Mike Strantz

American

1955 - 2005

Strantz was listed as one of the “Top 10 Greatest Golf Architects of All Time” by Golfweek in 2000, and he was earlier described as the “most in-demand course designer in the U.S.” by Golf World in 1989.

Maverick Golf Course Design

With only nine courses completed before his death at 50, Mike Strantz was taken far too early. If you’ve teed it up at any of his courses, you can see genius, artistry, and irreverence in each, but none more so than Tobacco Road. With a love it or hate it design, the polarizing course is the quintessential Strantz layout. Built on an old sand quarry, it is creative, unique, and tough, but somehow, deceptively fair. Most of all, the course is a blast.
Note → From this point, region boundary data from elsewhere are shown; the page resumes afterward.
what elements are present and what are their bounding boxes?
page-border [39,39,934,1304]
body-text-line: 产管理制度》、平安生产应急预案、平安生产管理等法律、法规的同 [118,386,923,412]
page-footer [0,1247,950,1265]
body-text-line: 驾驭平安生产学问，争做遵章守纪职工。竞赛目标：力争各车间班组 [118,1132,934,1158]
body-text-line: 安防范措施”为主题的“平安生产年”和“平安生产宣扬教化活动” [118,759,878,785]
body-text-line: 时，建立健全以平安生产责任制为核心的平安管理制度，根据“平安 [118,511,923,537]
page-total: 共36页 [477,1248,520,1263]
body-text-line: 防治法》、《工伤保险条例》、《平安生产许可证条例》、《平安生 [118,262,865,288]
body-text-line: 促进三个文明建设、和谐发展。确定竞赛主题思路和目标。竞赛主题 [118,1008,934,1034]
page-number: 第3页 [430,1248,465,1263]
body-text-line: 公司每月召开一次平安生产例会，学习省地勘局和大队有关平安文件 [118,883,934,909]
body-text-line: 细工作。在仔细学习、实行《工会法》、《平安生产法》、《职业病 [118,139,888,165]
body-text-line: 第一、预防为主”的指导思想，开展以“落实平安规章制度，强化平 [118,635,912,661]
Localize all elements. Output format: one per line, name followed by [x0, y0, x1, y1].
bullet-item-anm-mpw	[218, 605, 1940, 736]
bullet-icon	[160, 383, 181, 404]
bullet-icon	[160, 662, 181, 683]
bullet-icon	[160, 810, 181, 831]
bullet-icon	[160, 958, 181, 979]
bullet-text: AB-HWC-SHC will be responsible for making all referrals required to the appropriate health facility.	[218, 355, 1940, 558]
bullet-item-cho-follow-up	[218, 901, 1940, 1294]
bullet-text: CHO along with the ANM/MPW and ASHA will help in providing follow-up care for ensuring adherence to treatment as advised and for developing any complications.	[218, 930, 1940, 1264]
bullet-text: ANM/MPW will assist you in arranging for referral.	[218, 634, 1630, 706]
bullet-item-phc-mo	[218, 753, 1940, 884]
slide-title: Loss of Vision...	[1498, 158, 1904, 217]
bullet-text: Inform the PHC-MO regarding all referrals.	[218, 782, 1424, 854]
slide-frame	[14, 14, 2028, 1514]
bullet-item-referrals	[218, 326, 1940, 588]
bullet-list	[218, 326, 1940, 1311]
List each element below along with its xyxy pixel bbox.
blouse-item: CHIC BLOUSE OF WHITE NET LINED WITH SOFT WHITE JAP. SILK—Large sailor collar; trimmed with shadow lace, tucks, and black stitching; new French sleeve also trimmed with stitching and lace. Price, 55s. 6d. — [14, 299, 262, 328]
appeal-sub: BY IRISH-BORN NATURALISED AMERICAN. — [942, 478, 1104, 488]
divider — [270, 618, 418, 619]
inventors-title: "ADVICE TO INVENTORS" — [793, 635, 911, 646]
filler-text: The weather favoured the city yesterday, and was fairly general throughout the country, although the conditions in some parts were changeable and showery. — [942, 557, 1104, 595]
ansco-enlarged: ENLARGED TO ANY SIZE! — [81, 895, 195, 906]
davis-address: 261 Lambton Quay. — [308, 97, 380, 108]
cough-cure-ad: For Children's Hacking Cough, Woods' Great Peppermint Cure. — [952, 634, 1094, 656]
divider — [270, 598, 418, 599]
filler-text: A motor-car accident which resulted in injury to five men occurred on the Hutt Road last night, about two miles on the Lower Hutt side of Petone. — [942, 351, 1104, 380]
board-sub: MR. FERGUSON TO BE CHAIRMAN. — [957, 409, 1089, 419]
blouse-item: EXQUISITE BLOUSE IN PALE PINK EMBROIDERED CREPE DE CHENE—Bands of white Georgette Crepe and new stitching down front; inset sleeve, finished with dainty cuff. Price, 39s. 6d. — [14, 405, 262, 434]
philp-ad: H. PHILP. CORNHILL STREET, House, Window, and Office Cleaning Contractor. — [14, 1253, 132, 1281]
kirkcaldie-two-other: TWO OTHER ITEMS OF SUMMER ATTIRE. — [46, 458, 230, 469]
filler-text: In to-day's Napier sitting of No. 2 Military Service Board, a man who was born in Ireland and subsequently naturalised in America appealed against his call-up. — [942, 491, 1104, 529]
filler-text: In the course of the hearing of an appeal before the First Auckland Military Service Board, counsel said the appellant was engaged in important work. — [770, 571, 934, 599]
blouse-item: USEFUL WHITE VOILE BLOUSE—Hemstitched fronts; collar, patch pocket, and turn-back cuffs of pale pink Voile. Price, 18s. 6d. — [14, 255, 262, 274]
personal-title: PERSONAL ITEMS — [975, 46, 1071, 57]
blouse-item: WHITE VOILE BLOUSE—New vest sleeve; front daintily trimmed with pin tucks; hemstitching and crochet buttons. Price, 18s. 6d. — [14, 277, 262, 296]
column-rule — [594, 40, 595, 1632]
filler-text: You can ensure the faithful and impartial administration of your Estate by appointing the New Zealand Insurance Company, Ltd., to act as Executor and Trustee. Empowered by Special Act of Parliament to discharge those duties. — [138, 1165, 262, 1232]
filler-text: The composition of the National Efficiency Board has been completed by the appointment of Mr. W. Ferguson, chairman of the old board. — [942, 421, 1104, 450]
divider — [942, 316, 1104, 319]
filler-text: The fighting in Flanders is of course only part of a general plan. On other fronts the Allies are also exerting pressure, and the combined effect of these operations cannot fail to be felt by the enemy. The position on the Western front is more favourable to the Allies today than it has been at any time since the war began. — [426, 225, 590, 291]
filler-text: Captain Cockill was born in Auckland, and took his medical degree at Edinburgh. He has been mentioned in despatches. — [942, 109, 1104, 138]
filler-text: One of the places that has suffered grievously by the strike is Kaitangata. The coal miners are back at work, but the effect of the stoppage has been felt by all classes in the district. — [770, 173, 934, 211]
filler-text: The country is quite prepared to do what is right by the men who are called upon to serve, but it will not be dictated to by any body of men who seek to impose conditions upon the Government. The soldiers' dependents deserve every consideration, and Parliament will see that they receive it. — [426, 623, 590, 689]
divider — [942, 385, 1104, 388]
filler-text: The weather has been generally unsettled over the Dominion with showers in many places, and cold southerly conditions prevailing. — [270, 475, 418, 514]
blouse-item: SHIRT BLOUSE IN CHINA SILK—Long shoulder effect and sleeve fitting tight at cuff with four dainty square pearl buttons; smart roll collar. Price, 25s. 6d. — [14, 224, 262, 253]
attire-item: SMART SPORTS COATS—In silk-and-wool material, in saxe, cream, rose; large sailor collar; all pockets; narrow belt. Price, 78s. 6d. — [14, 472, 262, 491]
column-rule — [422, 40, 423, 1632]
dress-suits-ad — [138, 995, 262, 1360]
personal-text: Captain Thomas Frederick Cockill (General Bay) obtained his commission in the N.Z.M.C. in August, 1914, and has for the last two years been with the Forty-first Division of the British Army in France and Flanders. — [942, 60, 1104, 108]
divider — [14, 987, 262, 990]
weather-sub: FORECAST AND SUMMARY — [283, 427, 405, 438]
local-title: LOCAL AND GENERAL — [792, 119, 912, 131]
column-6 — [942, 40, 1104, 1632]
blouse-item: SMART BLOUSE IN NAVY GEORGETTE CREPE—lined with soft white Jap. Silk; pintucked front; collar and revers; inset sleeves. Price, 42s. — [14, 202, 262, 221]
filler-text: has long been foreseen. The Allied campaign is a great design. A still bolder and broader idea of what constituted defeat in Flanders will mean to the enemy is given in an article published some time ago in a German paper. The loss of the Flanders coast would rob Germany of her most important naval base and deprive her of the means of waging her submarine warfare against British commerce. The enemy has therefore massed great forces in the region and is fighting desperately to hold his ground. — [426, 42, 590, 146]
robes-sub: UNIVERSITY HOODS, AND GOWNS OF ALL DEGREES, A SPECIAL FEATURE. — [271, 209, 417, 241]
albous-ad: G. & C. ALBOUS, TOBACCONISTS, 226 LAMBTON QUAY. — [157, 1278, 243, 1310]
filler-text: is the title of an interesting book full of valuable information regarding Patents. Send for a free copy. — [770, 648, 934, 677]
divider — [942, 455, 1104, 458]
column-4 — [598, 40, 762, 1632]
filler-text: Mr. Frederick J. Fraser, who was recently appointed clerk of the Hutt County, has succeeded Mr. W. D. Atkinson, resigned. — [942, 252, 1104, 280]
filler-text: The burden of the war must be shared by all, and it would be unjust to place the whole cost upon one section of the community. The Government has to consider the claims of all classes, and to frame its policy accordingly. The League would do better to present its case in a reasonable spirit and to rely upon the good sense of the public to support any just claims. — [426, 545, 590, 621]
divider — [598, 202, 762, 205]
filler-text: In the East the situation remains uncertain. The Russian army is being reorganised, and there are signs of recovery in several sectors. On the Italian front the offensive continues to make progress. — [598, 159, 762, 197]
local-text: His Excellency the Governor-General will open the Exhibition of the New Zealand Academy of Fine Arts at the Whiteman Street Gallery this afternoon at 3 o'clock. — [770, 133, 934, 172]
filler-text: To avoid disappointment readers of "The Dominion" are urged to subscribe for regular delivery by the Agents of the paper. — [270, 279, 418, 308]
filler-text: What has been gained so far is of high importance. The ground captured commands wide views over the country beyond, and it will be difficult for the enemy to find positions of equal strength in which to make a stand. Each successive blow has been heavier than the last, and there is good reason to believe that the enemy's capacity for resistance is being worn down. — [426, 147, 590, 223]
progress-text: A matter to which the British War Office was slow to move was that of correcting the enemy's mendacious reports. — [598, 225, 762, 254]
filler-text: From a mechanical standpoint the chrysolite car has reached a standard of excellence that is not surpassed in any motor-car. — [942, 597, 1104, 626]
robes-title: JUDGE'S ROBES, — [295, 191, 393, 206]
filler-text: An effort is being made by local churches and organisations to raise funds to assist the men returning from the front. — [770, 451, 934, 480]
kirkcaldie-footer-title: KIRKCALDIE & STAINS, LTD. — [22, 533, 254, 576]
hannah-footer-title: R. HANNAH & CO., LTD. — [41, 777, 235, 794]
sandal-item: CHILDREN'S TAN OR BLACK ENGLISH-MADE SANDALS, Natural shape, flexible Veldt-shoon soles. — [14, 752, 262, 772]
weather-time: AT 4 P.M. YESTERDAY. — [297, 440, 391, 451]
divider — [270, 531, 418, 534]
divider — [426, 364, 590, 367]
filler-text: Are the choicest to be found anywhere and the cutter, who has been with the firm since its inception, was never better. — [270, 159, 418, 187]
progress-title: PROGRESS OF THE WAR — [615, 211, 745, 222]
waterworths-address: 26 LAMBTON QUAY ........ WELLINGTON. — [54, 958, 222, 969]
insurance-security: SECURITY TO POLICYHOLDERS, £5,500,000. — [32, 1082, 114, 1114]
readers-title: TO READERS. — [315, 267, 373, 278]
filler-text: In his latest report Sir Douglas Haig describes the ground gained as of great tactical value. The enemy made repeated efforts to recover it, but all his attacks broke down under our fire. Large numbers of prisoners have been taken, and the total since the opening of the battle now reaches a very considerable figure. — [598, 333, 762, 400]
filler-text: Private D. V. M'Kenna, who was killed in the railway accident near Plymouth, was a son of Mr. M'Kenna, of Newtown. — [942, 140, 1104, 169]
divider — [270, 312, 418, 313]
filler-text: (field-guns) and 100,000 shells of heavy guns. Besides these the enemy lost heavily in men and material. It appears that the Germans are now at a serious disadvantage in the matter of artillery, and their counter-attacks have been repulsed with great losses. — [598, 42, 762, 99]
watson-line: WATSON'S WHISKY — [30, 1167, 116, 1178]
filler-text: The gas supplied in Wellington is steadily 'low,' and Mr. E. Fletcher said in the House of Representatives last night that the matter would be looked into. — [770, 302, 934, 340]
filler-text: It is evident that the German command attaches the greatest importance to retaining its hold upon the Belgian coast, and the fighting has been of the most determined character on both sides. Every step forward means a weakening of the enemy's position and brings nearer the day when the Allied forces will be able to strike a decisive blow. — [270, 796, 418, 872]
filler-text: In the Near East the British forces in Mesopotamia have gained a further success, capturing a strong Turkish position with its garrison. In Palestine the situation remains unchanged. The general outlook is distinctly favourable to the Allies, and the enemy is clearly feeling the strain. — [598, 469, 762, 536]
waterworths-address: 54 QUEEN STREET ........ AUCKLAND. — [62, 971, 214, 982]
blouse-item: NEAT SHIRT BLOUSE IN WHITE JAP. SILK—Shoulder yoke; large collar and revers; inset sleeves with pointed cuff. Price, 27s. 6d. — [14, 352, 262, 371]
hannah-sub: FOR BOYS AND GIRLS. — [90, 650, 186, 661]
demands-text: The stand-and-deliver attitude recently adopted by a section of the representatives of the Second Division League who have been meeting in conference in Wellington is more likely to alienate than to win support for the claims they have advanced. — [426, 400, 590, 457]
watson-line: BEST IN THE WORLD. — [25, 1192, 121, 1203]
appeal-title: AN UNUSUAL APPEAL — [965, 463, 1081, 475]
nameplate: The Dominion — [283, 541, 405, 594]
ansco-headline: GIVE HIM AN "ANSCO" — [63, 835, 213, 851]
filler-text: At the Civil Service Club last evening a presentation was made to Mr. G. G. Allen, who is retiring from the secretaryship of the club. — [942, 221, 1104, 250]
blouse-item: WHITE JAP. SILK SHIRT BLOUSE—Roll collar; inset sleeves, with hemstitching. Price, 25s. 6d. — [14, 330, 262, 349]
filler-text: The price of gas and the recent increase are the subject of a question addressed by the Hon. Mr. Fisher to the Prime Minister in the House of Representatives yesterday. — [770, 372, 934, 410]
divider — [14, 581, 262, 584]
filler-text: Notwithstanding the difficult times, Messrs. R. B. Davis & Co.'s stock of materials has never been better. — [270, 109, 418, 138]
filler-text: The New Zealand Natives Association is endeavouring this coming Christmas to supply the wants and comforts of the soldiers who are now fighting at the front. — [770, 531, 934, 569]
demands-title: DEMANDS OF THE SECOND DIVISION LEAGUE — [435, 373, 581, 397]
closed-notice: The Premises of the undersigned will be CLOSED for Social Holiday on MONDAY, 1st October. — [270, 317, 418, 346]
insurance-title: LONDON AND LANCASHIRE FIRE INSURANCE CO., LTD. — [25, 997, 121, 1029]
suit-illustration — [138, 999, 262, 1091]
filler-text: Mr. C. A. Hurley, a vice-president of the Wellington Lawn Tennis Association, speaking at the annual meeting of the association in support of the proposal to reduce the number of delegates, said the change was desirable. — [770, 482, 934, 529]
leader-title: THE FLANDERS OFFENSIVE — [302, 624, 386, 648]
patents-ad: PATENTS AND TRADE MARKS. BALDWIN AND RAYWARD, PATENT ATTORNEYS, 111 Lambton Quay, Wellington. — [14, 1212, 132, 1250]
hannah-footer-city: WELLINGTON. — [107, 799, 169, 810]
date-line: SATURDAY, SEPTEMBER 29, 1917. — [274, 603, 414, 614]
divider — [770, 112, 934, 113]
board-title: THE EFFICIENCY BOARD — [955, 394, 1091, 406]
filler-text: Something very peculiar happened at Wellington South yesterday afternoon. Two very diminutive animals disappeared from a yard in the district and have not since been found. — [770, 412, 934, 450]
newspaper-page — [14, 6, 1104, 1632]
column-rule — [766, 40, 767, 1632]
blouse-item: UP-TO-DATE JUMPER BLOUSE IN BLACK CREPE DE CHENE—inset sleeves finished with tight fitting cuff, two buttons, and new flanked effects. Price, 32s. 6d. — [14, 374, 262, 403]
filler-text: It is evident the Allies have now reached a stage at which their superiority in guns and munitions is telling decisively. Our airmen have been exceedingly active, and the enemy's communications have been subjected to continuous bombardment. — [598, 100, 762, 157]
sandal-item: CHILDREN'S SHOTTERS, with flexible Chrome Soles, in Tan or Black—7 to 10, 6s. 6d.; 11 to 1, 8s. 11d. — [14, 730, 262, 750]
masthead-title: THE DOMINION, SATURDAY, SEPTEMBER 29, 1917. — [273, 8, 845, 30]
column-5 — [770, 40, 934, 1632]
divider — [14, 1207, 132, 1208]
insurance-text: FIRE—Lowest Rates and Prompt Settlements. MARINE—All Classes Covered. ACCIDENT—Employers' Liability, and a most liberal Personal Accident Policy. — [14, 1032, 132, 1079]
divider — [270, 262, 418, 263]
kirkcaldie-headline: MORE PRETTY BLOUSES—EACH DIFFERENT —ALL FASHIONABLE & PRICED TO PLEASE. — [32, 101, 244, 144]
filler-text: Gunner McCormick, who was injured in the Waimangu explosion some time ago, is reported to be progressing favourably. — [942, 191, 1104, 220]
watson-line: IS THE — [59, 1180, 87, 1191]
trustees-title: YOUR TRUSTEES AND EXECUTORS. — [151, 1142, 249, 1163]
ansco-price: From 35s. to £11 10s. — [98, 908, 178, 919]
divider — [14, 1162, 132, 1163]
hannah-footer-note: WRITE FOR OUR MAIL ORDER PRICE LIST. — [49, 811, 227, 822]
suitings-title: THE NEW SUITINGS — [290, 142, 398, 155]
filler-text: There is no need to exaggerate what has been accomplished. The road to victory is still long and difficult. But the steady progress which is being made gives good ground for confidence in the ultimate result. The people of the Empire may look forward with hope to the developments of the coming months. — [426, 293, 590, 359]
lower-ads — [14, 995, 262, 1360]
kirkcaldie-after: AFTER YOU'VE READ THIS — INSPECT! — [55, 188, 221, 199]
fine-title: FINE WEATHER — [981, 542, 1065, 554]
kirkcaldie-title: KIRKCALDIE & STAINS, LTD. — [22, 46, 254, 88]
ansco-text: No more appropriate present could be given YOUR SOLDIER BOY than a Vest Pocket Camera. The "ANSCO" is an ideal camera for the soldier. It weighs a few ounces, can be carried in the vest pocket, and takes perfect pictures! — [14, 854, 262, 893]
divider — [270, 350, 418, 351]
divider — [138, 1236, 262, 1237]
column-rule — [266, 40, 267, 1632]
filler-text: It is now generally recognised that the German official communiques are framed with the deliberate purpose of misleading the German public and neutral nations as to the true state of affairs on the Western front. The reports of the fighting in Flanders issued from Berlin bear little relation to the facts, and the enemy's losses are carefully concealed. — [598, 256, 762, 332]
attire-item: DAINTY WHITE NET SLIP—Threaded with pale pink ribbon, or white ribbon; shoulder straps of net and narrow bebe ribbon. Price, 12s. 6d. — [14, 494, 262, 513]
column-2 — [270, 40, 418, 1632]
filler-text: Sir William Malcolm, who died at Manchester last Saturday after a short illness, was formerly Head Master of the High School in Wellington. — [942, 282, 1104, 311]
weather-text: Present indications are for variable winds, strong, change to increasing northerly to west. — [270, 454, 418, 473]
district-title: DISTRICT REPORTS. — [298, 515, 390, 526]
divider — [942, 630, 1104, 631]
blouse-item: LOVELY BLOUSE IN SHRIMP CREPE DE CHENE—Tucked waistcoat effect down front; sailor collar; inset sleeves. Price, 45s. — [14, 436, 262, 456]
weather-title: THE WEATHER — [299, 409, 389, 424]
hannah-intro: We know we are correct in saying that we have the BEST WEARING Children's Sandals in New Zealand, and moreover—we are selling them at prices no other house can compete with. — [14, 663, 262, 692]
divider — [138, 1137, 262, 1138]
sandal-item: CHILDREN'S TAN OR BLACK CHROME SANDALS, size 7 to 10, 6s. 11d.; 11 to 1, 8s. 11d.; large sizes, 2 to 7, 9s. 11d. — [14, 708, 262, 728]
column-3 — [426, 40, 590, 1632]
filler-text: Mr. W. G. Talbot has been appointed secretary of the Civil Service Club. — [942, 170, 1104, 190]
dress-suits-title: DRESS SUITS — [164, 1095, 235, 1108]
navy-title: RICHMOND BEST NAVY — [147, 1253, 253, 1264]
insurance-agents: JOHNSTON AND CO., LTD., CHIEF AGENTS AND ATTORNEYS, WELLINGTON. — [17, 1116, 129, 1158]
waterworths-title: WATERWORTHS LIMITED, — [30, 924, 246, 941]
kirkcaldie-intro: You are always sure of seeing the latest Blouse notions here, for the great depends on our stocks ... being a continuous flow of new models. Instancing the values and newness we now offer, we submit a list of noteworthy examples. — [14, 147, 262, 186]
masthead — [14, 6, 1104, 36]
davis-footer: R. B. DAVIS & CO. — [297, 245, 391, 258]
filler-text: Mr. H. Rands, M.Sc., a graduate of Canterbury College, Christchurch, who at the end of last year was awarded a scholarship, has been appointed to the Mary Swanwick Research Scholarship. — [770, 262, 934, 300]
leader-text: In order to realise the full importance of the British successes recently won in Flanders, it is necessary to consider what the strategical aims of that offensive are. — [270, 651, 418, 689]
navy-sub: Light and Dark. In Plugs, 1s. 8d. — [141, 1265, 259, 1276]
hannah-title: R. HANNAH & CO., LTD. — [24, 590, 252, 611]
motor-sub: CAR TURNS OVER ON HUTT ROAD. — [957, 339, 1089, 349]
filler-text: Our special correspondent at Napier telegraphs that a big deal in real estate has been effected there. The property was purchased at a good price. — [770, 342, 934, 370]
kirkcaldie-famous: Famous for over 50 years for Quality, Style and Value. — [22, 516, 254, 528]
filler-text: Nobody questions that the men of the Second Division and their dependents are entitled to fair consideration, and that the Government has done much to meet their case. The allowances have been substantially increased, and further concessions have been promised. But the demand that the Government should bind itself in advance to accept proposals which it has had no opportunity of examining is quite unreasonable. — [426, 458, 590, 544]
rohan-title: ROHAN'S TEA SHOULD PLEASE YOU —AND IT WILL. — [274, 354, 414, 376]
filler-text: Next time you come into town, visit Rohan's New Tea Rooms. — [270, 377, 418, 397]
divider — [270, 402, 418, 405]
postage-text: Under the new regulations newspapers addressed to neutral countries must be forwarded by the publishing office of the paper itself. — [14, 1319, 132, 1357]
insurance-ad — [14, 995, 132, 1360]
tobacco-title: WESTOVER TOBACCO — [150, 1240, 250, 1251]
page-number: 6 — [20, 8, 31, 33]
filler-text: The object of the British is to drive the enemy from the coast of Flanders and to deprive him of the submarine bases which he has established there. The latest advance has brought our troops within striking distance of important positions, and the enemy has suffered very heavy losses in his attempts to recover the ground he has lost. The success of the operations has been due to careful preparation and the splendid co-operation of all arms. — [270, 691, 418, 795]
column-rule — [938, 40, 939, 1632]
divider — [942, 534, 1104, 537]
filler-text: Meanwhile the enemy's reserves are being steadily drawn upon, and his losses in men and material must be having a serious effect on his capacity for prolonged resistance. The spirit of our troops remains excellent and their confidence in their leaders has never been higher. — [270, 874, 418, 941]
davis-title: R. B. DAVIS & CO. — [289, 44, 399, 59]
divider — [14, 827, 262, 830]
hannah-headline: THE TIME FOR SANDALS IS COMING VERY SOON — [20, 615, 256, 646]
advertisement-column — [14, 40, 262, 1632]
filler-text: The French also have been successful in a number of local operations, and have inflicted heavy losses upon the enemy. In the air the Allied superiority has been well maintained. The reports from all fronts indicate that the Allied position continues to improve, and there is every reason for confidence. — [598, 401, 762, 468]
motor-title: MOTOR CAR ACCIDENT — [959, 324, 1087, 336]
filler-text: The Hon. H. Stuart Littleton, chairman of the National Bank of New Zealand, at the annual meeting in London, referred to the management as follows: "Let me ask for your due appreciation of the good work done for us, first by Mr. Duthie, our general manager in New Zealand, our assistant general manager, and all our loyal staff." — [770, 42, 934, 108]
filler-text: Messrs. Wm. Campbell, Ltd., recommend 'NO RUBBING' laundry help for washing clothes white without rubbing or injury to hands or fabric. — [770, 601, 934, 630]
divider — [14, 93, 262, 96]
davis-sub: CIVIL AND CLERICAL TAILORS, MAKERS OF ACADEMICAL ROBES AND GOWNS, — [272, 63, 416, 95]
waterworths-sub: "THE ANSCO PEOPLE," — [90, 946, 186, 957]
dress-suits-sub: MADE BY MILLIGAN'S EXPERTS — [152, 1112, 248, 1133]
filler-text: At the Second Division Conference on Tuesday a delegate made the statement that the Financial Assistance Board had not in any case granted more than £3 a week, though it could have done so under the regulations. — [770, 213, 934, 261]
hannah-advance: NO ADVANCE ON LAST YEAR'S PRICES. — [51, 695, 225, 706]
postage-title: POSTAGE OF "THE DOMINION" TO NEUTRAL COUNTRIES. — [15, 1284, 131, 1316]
If you’re headed to North Carolina to play Pinehurst, you’re missing out if you don’t add Tobacco Road to your itinerary. 

Strantz earned a degree in turf grass management from Michigan State and got his start on the ground crew at Inverness Club in Toledo. It was there that he met Tom Fazio, who was prepping the course for the 1979 U.S. Open. Fazio invited Strantz to join his construction team in Hilton Head, South Carolina and went on to work for Fazio as an on-site designer at Wild Dunes, Lake Nona, Wade Hampton Club, Osprey Point, and Black Diamond Ranch in Florida. 

Strantz struck out on his own in 1988, forming Maverick Golf Course Design and applying his own design principles, first to Caledonia Golf & Fish Club and last to the Shore Course at Monterey Peninsula Country Club. Each design bold and unique, providing players with the excitement he felt golfers wanted in every round.